For almost my entire life (and before that all the way back to the dawn of baseball), the stats on the back of a baseball card were unchanged. If you got the box scores for your favorite player, you could calculate their stats yourself with a pencil. That’s not necessarily good. These stats were simple and misleading.
For example, it was clear in the 90’s that on-base percentage was more important than batting average. This got expanded on in the money ball era. Computers were brought in to analyze players, and so analyzing players was now subject to Moore’s Law, which can be simplified to say that we double computer power every 18 months. We’ve had about 20 doublings since then.
What the Moore’s Law of baseball? The number of stats is doubling every 18 months, all enabled by modern compute power.
There’s a stat called WAR or Wins Above Replacement, which tries to tell you how many wins a player adds to their team relative to the average player at their position (who has a WAR of 0). To calculate WAR for a single player you need every outcome from every player. It’s so complex, that we can’t agree on the right way to do it, so we have a dozen variants on it.

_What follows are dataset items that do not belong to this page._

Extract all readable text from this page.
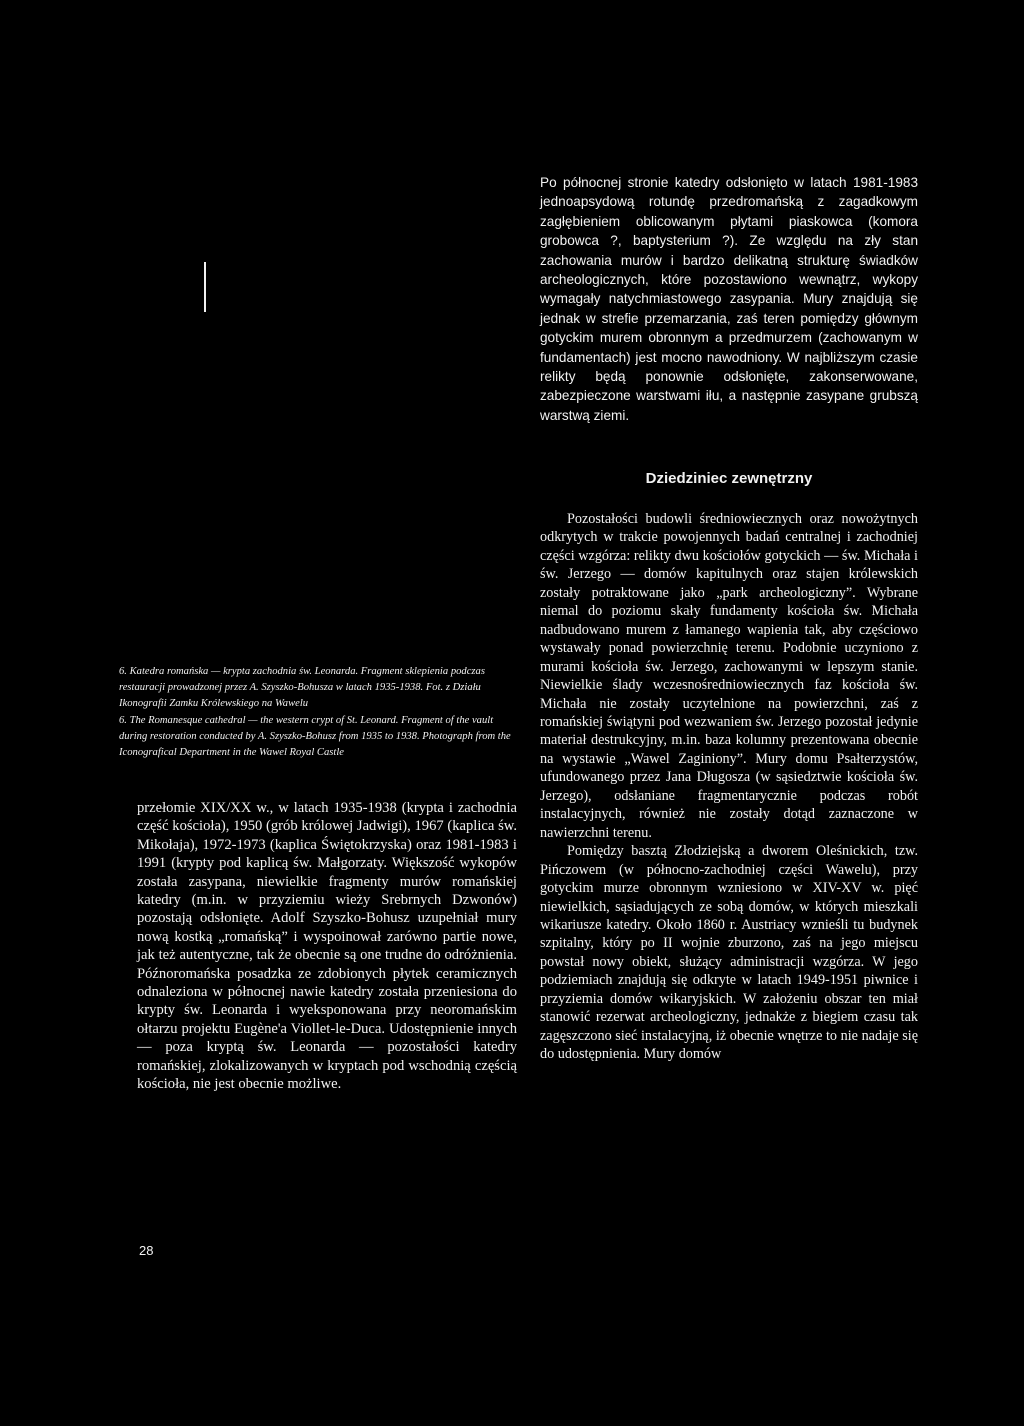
Po północnej stronie katedry odsłonięto w latach 1981-1983 jednoapsydową rotundę przedromańską z zagadkowym zagłębieniem oblicowanym płytami piaskowca (komora grobowca ?, baptysterium ?). Ze względu na zły stan zachowania murów i bardzo delikatną strukturę świadków archeologicznych, które pozostawiono wewnątrz, wykopy wymagały natychmiastowego zasypania. Mury znajdują się jednak w strefie przemarzania, zaś teren pomiędzy głównym gotyckim murem obronnym a przedmurzem (zachowanym w fundamentach) jest mocno nawodniony. W najbliższym czasie relikty będą ponownie odsłonięte, zakonserwowane, zabezpieczone warstwami iłu, a następnie zasypane grubszą warstwą ziemi.

Dziedziniec zewnętrzny

Pozostałości budowli średniowiecznych oraz nowożytnych odkrytych w trakcie powojennych badań centralnej i zachodniej części wzgórza: relikty dwu kościołów gotyckich — św. Michała i św. Jerzego — domów kapitulnych oraz stajen królewskich zostały potraktowane jako „park archeologiczny”. Wybrane niemal do poziomu skały fundamenty kościoła św. Michała nadbudowano murem z łamanego wapienia tak, aby częściowo wystawały ponad powierzchnię terenu. Podobnie uczyniono z murami kościoła św. Jerzego, zachowanymi w lepszym stanie. Niewielkie ślady wczesnośredniowiecznych faz kościoła św. Michała nie zostały uczytelnione na powierzchni, zaś z romańskiej świątyni pod wezwaniem św. Jerzego pozostał jedynie materiał destrukcyjny, m.in. baza kolumny prezentowana obecnie na wystawie „Wawel Zaginiony”. Mury domu Psałterzystów, ufundowanego przez Jana Długosza (w sąsiedztwie kościoła św. Jerzego), odsłaniane fragmentarycznie podczas robót instalacyjnych, również nie zostały dotąd zaznaczone w nawierzchni terenu.

Pomiędzy basztą Złodziejską a dworem Oleśnickich, tzw. Pińczowem (w północno-zachodniej części Wawelu), przy gotyckim murze obronnym wzniesiono w XIV-XV w. pięć niewielkich, sąsiadujących ze sobą domów, w których mieszkali wikariusze katedry. Około 1860 r. Austriacy wznieśli tu budynek szpitalny, który po II wojnie zburzono, zaś na jego miejscu powstał nowy obiekt, służący administracji wzgórza. W jego podziemiach znajdują się odkryte w latach 1949-1951 piwnice i przyziemia domów wikaryjskich. W założeniu obszar ten miał stanowić rezerwat archeologiczny, jednakże z biegiem czasu tak zagęszczono sieć instalacyjną, iż obecnie wnętrze to nie nadaje się do udostępnienia. Mury domów

6. Katedra romańska — krypta zachodnia św. Leonarda. Fragment sklepienia podczas restauracji prowadzonej przez A. Szyszko-Bohusza w latach 1935-1938. Fot. z Działu Ikonografii Zamku Królewskiego na Wawelu

6. The Romanesque cathedral — the western crypt of St. Leonard. Fragment of the vault during restoration conducted by A. Szyszko-Bohusz from 1935 to 1938. Photograph from the Iconografical Department in the Wawel Royal Castle

przełomie XIX/XX w., w latach 1935-1938 (krypta i zachodnia część kościoła), 1950 (grób królowej Jadwigi), 1967 (kaplica św. Mikołaja), 1972-1973 (kaplica Świętokrzyska) oraz 1981-1983 i 1991 (krypty pod kaplicą św. Małgorzaty. Większość wykopów została zasypana, niewielkie fragmenty murów romańskiej katedry (m.in. w przyziemiu wieży Srebrnych Dzwonów) pozostają odsłonięte. Adolf Szyszko-Bohusz uzupełniał mury nową kostką „romańską” i wyspoinował zarówno partie nowe, jak też autentyczne, tak że obecnie są one trudne do odróżnienia. Późnoromańska posadzka ze zdobionych płytek ceramicznych odnaleziona w północnej nawie katedry została przeniesiona do krypty św. Leonarda i wyeksponowana przy neoromańskim ołtarzu projektu Eugène'a Viollet-le-Duca. Udostępnienie innych — poza kryptą św. Leonarda — pozostałości katedry romańskiej, zlokalizowanych w kryptach pod wschodnią częścią kościoła, nie jest obecnie możliwe.

28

Stats like Exit Velocity, Launch Angle, Spin Rates, Pitch Tunneling, and Framing are only possible to know because of high-speed cameras and advanced vision processing enabled by Moore’s law. We’re not limited to describing what has happened already—some broadcasts put pitch-by-pitch outcome predictions on the screen.
Even with all this advancement, it still sometimes feels like we’re still at the dawn of this era. As a fan, these don’t feel like the right stats either. No one will be put in the hall of fame because they hit the ball hard a lot of times.
Just need a few more doublings, I guess.